Abstract

Potassium titanyl phosphate (KTiOPO4 , KTP) is the principal member of a group of isomorphous compounds, some of which have important non-linear optical properties. These structures have the acentric space group symmetry Pna21 and are ferroelectric. KTP itself undergoes a first-order, displacive isosymmetric phase change at 5.8 GPa at ambient temperature, as well as a second-order, displacive, order–disorder change to a paraelectric phase, with space group Pnan, under ambient pressure at 934 °C. Eight of these materials have been modelled using the static lattice modelling techniques in the GULP code.
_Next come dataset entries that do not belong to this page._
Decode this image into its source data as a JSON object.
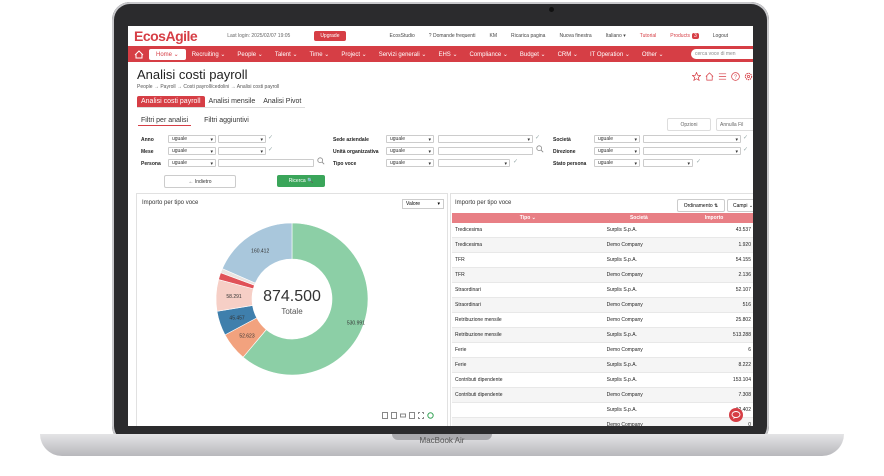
{
  "device": {
    "brand": "MacBook Air"
  },
  "topbar": {
    "logo": "EcosAgile",
    "last_login": "Last login: 2025/02/07 19:05",
    "upgrade": "Upgrade",
    "links": [
      {
        "label": "EcosStudio"
      },
      {
        "label": "? Domande frequenti"
      },
      {
        "label": "KM"
      },
      {
        "label": "Ricarica pagina"
      },
      {
        "label": "Nuova finestra"
      },
      {
        "label": "Italiano ▾"
      },
      {
        "label": "Tutorial"
      }
    ],
    "products_label": "Products",
    "products_badge": "3",
    "logout": "Logout"
  },
  "navbar": {
    "items": [
      "Home ⌄",
      "Recruiting ⌄",
      "People ⌄",
      "Talent ⌄",
      "Time ⌄",
      "Project ⌄",
      "Servizi generali ⌄",
      "EHS ⌄",
      "Compliance ⌄",
      "Budget ⌄",
      "CRM ⌄",
      "IT Operation ⌄",
      "Other ⌄"
    ],
    "search_placeholder": "cerca voce di men"
  },
  "page": {
    "title": "Analisi costi payroll",
    "breadcrumb": "People → Payroll → Costi payroll/cedolini → Analisi costi payroll"
  },
  "tabs": [
    "Analisi costi payroll",
    "Analisi mensile",
    "Analisi Pivot"
  ],
  "subtabs": [
    "Filtri per analisi",
    "Filtri aggiuntivi"
  ],
  "buttons": {
    "opzioni": "Opzioni",
    "annulla": "Annulla Fil",
    "indietro": "← Indietro",
    "ricerca": "Ricerca 🔍"
  },
  "filters": {
    "col1": [
      {
        "label": "Anno",
        "op": "uguale"
      },
      {
        "label": "Mese",
        "op": "uguale"
      },
      {
        "label": "Persona",
        "op": "uguale"
      }
    ],
    "col2": [
      {
        "label": "Sede aziendale",
        "op": "uguale"
      },
      {
        "label": "Unità organizzativa",
        "op": "uguale"
      },
      {
        "label": "Tipo voce",
        "op": "uguale"
      }
    ],
    "col3": [
      {
        "label": "Società",
        "op": "uguale"
      },
      {
        "label": "Direzione",
        "op": "uguale"
      },
      {
        "label": "Stato persona",
        "op": "uguale"
      }
    ]
  },
  "left_panel": {
    "title": "Importo per tipo voce",
    "selector": "Valore",
    "total": "874.500",
    "total_label": "Totale",
    "slice_labels": [
      "530.991",
      "52.623",
      "45.457",
      "58.291",
      "160.412"
    ]
  },
  "right_panel": {
    "title": "Importo per tipo voce",
    "ordinamento": "Ordinamento ⇅",
    "campi": "Campi ⌄",
    "columns": [
      "Tipo ⌄",
      "Società",
      "Importo"
    ],
    "rows": [
      [
        "Tredicesima",
        "Surplis S.p.A.",
        "43.537"
      ],
      [
        "Tredicesima",
        "Demo Company",
        "1.920"
      ],
      [
        "TFR",
        "Surplis S.p.A.",
        "54.155"
      ],
      [
        "TFR",
        "Demo Company",
        "2.136"
      ],
      [
        "Straordinari",
        "Surplis S.p.A.",
        "52.107"
      ],
      [
        "Straordinari",
        "Demo Company",
        "516"
      ],
      [
        "Retribuzione mensile",
        "Demo Company",
        "25.802"
      ],
      [
        "Retribuzione mensile",
        "Surplis S.p.A.",
        "513.288"
      ],
      [
        "Ferie",
        "Demo Company",
        "6"
      ],
      [
        "Ferie",
        "Surplis S.p.A.",
        "8.222"
      ],
      [
        "Contributi dipendente",
        "Surplis S.p.A.",
        "153.104"
      ],
      [
        "Contributi dipendente",
        "Demo Company",
        "7.308"
      ],
      [
        "",
        "Surplis S.p.A.",
        "12.402"
      ],
      [
        "",
        "Demo Company",
        "0"
      ]
    ]
  },
  "chart_data": {
    "type": "pie",
    "title": "Importo per tipo voce",
    "values": [
      530.991,
      52.623,
      45.457,
      58.291,
      13.0,
      8.0,
      160.412
    ],
    "slice_labels": [
      "530.991",
      "52.623",
      "45.457",
      "58.291",
      "",
      "",
      "160.412"
    ],
    "colors": [
      "#8ccfa6",
      "#f2a27e",
      "#3f7fac",
      "#f6cfc6",
      "#e05258",
      "#eae4e2",
      "#a9c7dc"
    ],
    "center_value": "874.500",
    "center_label": "Totale"
  },
  "colors": {
    "brand": "#d63e45",
    "green": "#3aa55a",
    "header_pink": "#e87f85"
  }
}
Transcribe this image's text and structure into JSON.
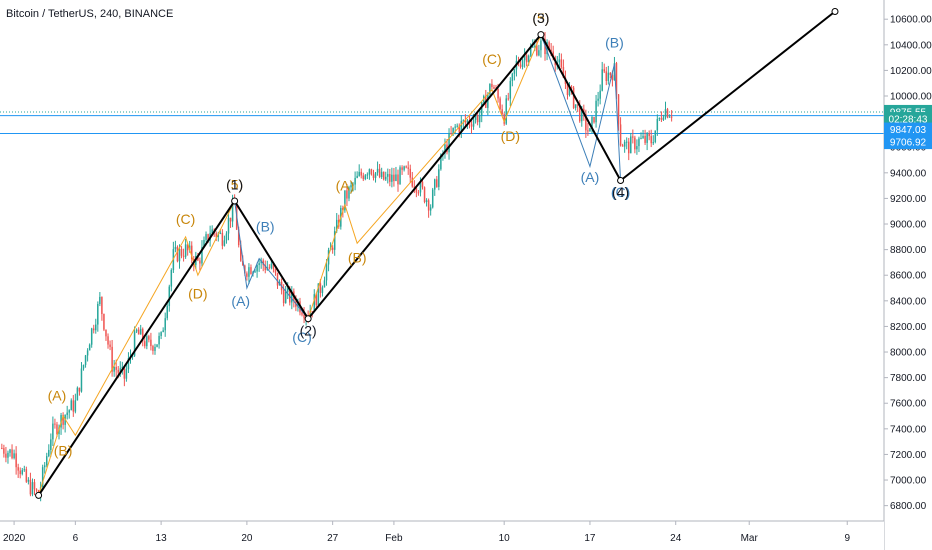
{
  "chart_data": {
    "type": "candlestick",
    "symbol_title": "Bitcoin / TetherUS, 240, BINANCE",
    "y_ticks": [
      6800,
      7000,
      7200,
      7400,
      7600,
      7800,
      8000,
      8200,
      8400,
      8600,
      8800,
      9000,
      9200,
      9400,
      9600,
      9800,
      10000,
      10200,
      10400,
      10600
    ],
    "y_tick_labels": [
      "6800.00",
      "7000.00",
      "7200.00",
      "7400.00",
      "7600.00",
      "7800.00",
      "8000.00",
      "8200.00",
      "8400.00",
      "8600.00",
      "8800.00",
      "9000.00",
      "9200.00",
      "9400.00",
      "9600.00",
      "9800.00",
      "10000.00",
      "10200.00",
      "10400.00",
      "10600.00"
    ],
    "ylim": [
      6680,
      10750
    ],
    "xlim": [
      "2019-12-31",
      "2020-03-12"
    ],
    "x_ticks": [
      {
        "date": "2020-01-01",
        "label": "2020"
      },
      {
        "date": "2020-01-06",
        "label": "6"
      },
      {
        "date": "2020-01-13",
        "label": "13"
      },
      {
        "date": "2020-01-20",
        "label": "20"
      },
      {
        "date": "2020-01-27",
        "label": "27"
      },
      {
        "date": "2020-02-01",
        "label": "Feb"
      },
      {
        "date": "2020-02-10",
        "label": "10"
      },
      {
        "date": "2020-02-17",
        "label": "17"
      },
      {
        "date": "2020-02-24",
        "label": "24"
      },
      {
        "date": "2020-03-01",
        "label": "Mar"
      },
      {
        "date": "2020-03-09",
        "label": "9"
      }
    ],
    "price_badges": [
      {
        "label": "9875.55",
        "value": 9875.55,
        "color": "#26a69a"
      },
      {
        "label": "02:28:43",
        "value": 9820,
        "color": "#26a69a"
      },
      {
        "label": "9847.03",
        "value": 9738,
        "color": "#2196f3"
      },
      {
        "label": "9706.92",
        "value": 9640,
        "color": "#2196f3"
      }
    ],
    "horizontal_lines": [
      {
        "value": 9875.55,
        "color": "#26a69a",
        "style": "dotted"
      },
      {
        "value": 9847.03,
        "color": "#2196f3",
        "style": "solid"
      },
      {
        "value": 9706.92,
        "color": "#2196f3",
        "style": "solid"
      }
    ],
    "candle_anchors": [
      {
        "date": "2019-12-31",
        "price": 7250
      },
      {
        "date": "2020-01-01",
        "price": 7200
      },
      {
        "date": "2020-01-02",
        "price": 6980
      },
      {
        "date": "2020-01-03",
        "price": 6880
      },
      {
        "date": "2020-01-04",
        "price": 7350
      },
      {
        "date": "2020-01-05",
        "price": 7500
      },
      {
        "date": "2020-01-06",
        "price": 7600
      },
      {
        "date": "2020-01-07",
        "price": 8050
      },
      {
        "date": "2020-01-08",
        "price": 8400
      },
      {
        "date": "2020-01-09",
        "price": 7900
      },
      {
        "date": "2020-01-10",
        "price": 7800
      },
      {
        "date": "2020-01-11",
        "price": 8150
      },
      {
        "date": "2020-01-12",
        "price": 8050
      },
      {
        "date": "2020-01-13",
        "price": 8100
      },
      {
        "date": "2020-01-14",
        "price": 8750
      },
      {
        "date": "2020-01-15",
        "price": 8800
      },
      {
        "date": "2020-01-16",
        "price": 8700
      },
      {
        "date": "2020-01-17",
        "price": 8950
      },
      {
        "date": "2020-01-18",
        "price": 8900
      },
      {
        "date": "2020-01-19",
        "price": 9150
      },
      {
        "date": "2020-01-19.5",
        "price": 8650
      },
      {
        "date": "2020-01-20",
        "price": 8650
      },
      {
        "date": "2020-01-21",
        "price": 8700
      },
      {
        "date": "2020-01-22",
        "price": 8650
      },
      {
        "date": "2020-01-23",
        "price": 8450
      },
      {
        "date": "2020-01-24",
        "price": 8400
      },
      {
        "date": "2020-01-25",
        "price": 8300
      },
      {
        "date": "2020-01-26",
        "price": 8500
      },
      {
        "date": "2020-01-27",
        "price": 8850
      },
      {
        "date": "2020-01-28",
        "price": 9200
      },
      {
        "date": "2020-01-29",
        "price": 9350
      },
      {
        "date": "2020-01-30",
        "price": 9450
      },
      {
        "date": "2020-01-31",
        "price": 9350
      },
      {
        "date": "2020-02-01",
        "price": 9350
      },
      {
        "date": "2020-02-02",
        "price": 9400
      },
      {
        "date": "2020-02-03",
        "price": 9300
      },
      {
        "date": "2020-02-04",
        "price": 9150
      },
      {
        "date": "2020-02-05",
        "price": 9550
      },
      {
        "date": "2020-02-06",
        "price": 9750
      },
      {
        "date": "2020-02-07",
        "price": 9800
      },
      {
        "date": "2020-02-08",
        "price": 9850
      },
      {
        "date": "2020-02-09",
        "price": 10100
      },
      {
        "date": "2020-02-10",
        "price": 9850
      },
      {
        "date": "2020-02-11",
        "price": 10250
      },
      {
        "date": "2020-02-12",
        "price": 10350
      },
      {
        "date": "2020-02-13",
        "price": 10400
      },
      {
        "date": "2020-02-14",
        "price": 10350
      },
      {
        "date": "2020-02-15",
        "price": 10100
      },
      {
        "date": "2020-02-16",
        "price": 9900
      },
      {
        "date": "2020-02-17",
        "price": 9700
      },
      {
        "date": "2020-02-18",
        "price": 10150
      },
      {
        "date": "2020-02-19",
        "price": 10200
      },
      {
        "date": "2020-02-19.5",
        "price": 9650
      },
      {
        "date": "2020-02-20",
        "price": 9600
      },
      {
        "date": "2020-02-21",
        "price": 9650
      },
      {
        "date": "2020-02-22",
        "price": 9650
      },
      {
        "date": "2020-02-23",
        "price": 9900
      },
      {
        "date": "2020-02-23.7",
        "price": 9875
      }
    ],
    "wave_lines": [
      {
        "points": [
          {
            "date": "2020-01-03",
            "price": 6880
          },
          {
            "date": "2020-01-19",
            "price": 9180
          },
          {
            "date": "2020-01-25",
            "price": 8260
          },
          {
            "date": "2020-02-13",
            "price": 10480
          },
          {
            "date": "2020-02-19.5",
            "price": 9340
          },
          {
            "date": "2020-03-08",
            "price": 10660
          }
        ],
        "color": "#000000",
        "width": 2
      }
    ],
    "sub_wave_lines": [
      {
        "points": [
          {
            "date": "2020-01-03",
            "price": 6880
          },
          {
            "date": "2020-01-05",
            "price": 7500
          },
          {
            "date": "2020-01-06",
            "price": 7350
          },
          {
            "date": "2020-01-15",
            "price": 8900
          },
          {
            "date": "2020-01-16",
            "price": 8600
          },
          {
            "date": "2020-01-19",
            "price": 9180
          }
        ],
        "color": "#f5a623",
        "width": 1
      },
      {
        "points": [
          {
            "date": "2020-01-25",
            "price": 8260
          },
          {
            "date": "2020-01-28",
            "price": 9150
          },
          {
            "date": "2020-01-29",
            "price": 8850
          },
          {
            "date": "2020-02-09",
            "price": 10050
          },
          {
            "date": "2020-02-10",
            "price": 9800
          },
          {
            "date": "2020-02-13",
            "price": 10480
          }
        ],
        "color": "#f5a623",
        "width": 1
      },
      {
        "points": [
          {
            "date": "2020-01-19",
            "price": 9180
          },
          {
            "date": "2020-01-20",
            "price": 8500
          },
          {
            "date": "2020-01-21",
            "price": 8730
          },
          {
            "date": "2020-01-25",
            "price": 8260
          }
        ],
        "color": "#3d7fb8",
        "width": 1
      },
      {
        "points": [
          {
            "date": "2020-02-13",
            "price": 10480
          },
          {
            "date": "2020-02-17",
            "price": 9450
          },
          {
            "date": "2020-02-19",
            "price": 10250
          },
          {
            "date": "2020-02-19.5",
            "price": 9340
          }
        ],
        "color": "#3d7fb8",
        "width": 1
      }
    ],
    "wave_markers": [
      {
        "date": "2020-01-03",
        "price": 6880
      },
      {
        "date": "2020-01-19",
        "price": 9180
      },
      {
        "date": "2020-01-25",
        "price": 8260
      },
      {
        "date": "2020-02-13",
        "price": 10480
      },
      {
        "date": "2020-02-19.5",
        "price": 9340
      },
      {
        "date": "2020-03-08",
        "price": 10660
      }
    ],
    "annotations": [
      {
        "text": "(A)",
        "date": "2020-01-04.5",
        "price": 7620,
        "color": "#c8860a"
      },
      {
        "text": "(B)",
        "date": "2020-01-05",
        "price": 7190,
        "color": "#c8860a"
      },
      {
        "text": "(C)",
        "date": "2020-01-15",
        "price": 9000,
        "color": "#c8860a"
      },
      {
        "text": "(D)",
        "date": "2020-01-16",
        "price": 8420,
        "color": "#c8860a"
      },
      {
        "text": "(5)",
        "date": "2020-01-19",
        "price": 9270,
        "color": "#c8860a"
      },
      {
        "text": "(1)",
        "date": "2020-01-19",
        "price": 9270,
        "color": "#131722"
      },
      {
        "text": "(A)",
        "date": "2020-01-19.5",
        "price": 8360,
        "color": "#3d7fb8"
      },
      {
        "text": "(B)",
        "date": "2020-01-21.5",
        "price": 8940,
        "color": "#3d7fb8"
      },
      {
        "text": "(C)",
        "date": "2020-01-24.5",
        "price": 8080,
        "color": "#3d7fb8"
      },
      {
        "text": "(2)",
        "date": "2020-01-25",
        "price": 8130,
        "color": "#131722"
      },
      {
        "text": "(A)",
        "date": "2020-01-28",
        "price": 9260,
        "color": "#c8860a"
      },
      {
        "text": "(B)",
        "date": "2020-01-29",
        "price": 8700,
        "color": "#c8860a"
      },
      {
        "text": "(C)",
        "date": "2020-02-09",
        "price": 10250,
        "color": "#c8860a"
      },
      {
        "text": "(D)",
        "date": "2020-02-10.5",
        "price": 9650,
        "color": "#c8860a"
      },
      {
        "text": "(5)",
        "date": "2020-02-13",
        "price": 10570,
        "color": "#c8860a"
      },
      {
        "text": "(3)",
        "date": "2020-02-13",
        "price": 10570,
        "color": "#131722"
      },
      {
        "text": "(B)",
        "date": "2020-02-19",
        "price": 10380,
        "color": "#3d7fb8"
      },
      {
        "text": "(A)",
        "date": "2020-02-17",
        "price": 9330,
        "color": "#3d7fb8"
      },
      {
        "text": "(C)",
        "date": "2020-02-19.5",
        "price": 9210,
        "color": "#3d7fb8"
      },
      {
        "text": "(4)",
        "date": "2020-02-19.5",
        "price": 9210,
        "color": "#131722"
      }
    ],
    "colors": {
      "up": "#26a69a",
      "down": "#ef5350",
      "axis_line": "#b2b5be",
      "background": "#ffffff"
    }
  }
}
The materials modelled are: potassium, thallium and rubidium titanyl phosphates; potassium stannyl phosphate; potassium vanadyl phosphate; and potassium, rubidium and caesium titanyl arsenates. The modelling of the effects of pressure (based on the ambient pressure structures only) reproduces the isosymmetric phase change in KTP, and predicts similar pressure-driven phase changes for seven of the eight structures; only CsTiOAsO4 fails to demonstrate this phase change. Certain of the high pressure structures modelled are rotationally twinned relative to their ambient pressure progenitor structures, in a manner in accord with suggestions in the literature. It did not prove possible to model the temperature-driven phase change using a static, ordered model; this problem is ascribed to disorder in the cation positions in the high-temperature phase.